For the second time in three weeks, Baltimore Ravens head coach John Harbaugh opted to try for a two-point conversion and the win in the final minute of regulation rather than kicking the extra point and hoping to prevail in overtime.
Just as they had against the Pittsburgh Steelers a fortnight earlier, the Ravens failed to convert Sunday and fell in heart-breaking fashion, 31-30 to the Green Bay Packers.
Green Bay led 31-17 before Ravens quarterback Tyler Huntley, starting in place of the injured Lamar Jackson, ran for a pair of touchdowns in the final five minutes.
After the second of those, with 45 seconds remaining, Baltimore head coach John Harbaugh opted to go for a two-point conversion that would have put the Ravens (8-6) on top, but Huntley could not connect on his pass attempt to Mark Andrews.

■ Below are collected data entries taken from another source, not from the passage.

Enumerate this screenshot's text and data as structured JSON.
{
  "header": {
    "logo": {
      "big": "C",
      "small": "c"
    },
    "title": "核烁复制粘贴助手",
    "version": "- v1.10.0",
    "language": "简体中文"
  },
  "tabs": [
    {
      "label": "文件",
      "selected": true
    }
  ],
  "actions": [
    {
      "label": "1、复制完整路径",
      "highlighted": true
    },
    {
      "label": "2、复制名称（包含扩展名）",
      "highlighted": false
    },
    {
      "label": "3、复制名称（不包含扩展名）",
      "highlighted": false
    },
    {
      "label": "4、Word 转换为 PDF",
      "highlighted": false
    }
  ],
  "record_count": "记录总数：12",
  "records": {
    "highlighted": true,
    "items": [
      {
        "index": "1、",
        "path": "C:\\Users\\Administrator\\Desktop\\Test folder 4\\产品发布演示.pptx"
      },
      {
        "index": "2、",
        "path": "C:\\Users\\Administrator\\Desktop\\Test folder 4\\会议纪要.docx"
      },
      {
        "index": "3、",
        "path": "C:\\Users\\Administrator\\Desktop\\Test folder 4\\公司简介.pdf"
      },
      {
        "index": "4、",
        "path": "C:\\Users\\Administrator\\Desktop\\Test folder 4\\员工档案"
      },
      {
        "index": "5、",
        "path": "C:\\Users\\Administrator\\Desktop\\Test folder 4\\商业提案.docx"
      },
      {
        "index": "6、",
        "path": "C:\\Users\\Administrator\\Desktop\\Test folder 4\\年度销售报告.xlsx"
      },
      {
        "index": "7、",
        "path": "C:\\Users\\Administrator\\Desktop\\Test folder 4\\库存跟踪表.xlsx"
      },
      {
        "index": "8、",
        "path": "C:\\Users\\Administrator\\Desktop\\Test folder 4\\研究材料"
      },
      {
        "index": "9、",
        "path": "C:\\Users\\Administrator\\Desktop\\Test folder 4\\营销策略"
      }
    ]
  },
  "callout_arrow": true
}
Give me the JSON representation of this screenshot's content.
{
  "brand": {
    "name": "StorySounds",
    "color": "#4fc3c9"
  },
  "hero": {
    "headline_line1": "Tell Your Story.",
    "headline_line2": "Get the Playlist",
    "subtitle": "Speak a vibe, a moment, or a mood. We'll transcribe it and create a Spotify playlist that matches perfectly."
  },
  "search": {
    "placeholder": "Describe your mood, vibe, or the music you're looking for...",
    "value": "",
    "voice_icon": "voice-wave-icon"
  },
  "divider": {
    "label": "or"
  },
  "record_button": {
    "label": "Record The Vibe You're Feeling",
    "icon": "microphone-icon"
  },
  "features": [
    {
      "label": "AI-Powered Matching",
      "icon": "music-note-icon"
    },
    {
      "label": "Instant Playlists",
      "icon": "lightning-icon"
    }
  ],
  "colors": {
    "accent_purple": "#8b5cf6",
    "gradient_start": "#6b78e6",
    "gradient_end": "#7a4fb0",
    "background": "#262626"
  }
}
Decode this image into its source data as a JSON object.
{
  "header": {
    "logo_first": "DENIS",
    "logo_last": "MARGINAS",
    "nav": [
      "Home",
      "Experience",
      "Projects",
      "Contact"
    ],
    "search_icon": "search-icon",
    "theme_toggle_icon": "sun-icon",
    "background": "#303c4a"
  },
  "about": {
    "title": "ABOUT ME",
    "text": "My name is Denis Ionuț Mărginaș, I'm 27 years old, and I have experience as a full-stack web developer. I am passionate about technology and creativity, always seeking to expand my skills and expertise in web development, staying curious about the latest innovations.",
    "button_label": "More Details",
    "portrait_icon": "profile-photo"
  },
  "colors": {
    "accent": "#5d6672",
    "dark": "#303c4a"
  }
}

Harbaugh had told Huntley before the first of those touchdown drives that he planned to go for the win in regulation again if the Ravens found themselves in a similar position to the one they were in against the Steelers, and the coach did not second-guess himself afterward.
"We were just trying to get the win right there," Harbaugh told reporters. "I think our chances of winning right there were a little bit higher than in overtime, maybe, if you calculate it out. I felt good about it. I thought we had a good play. Again, they made a really good play."
Had the Ravens decided to kick the extra point and tie the game at 31-31, there were no guarantees they would even have made it to overtime, considering Aaron Rodgers would have had some time to work his magic before time ran out.
That made it a slightly different call than the one Harbaugh made against the Steelers, when the Ravens scored with just 12 seconds to play in the game.
Either way, Harbaugh said those two failures in quick succession – not to mention a failed two-point try earlier in the fourth quarter in a two-point loss to the Cleveland Browns last week – would not affect his process going forward.
"It’s situation to situation," Harbaugh said. "To me, in both of those cases, that gave us the best chance to win. Because we didn’t win doesn’t make it not true. It’s still true now, just as true as it was then. So, it doesn’t always work out."
Harbaugh's players backed his decision, with Andrews saying the move fit Baltimore's persona.
"I think people that second-guessed that are wrong," he said. "I think that was the right thing to do. We’re an aggressive team.”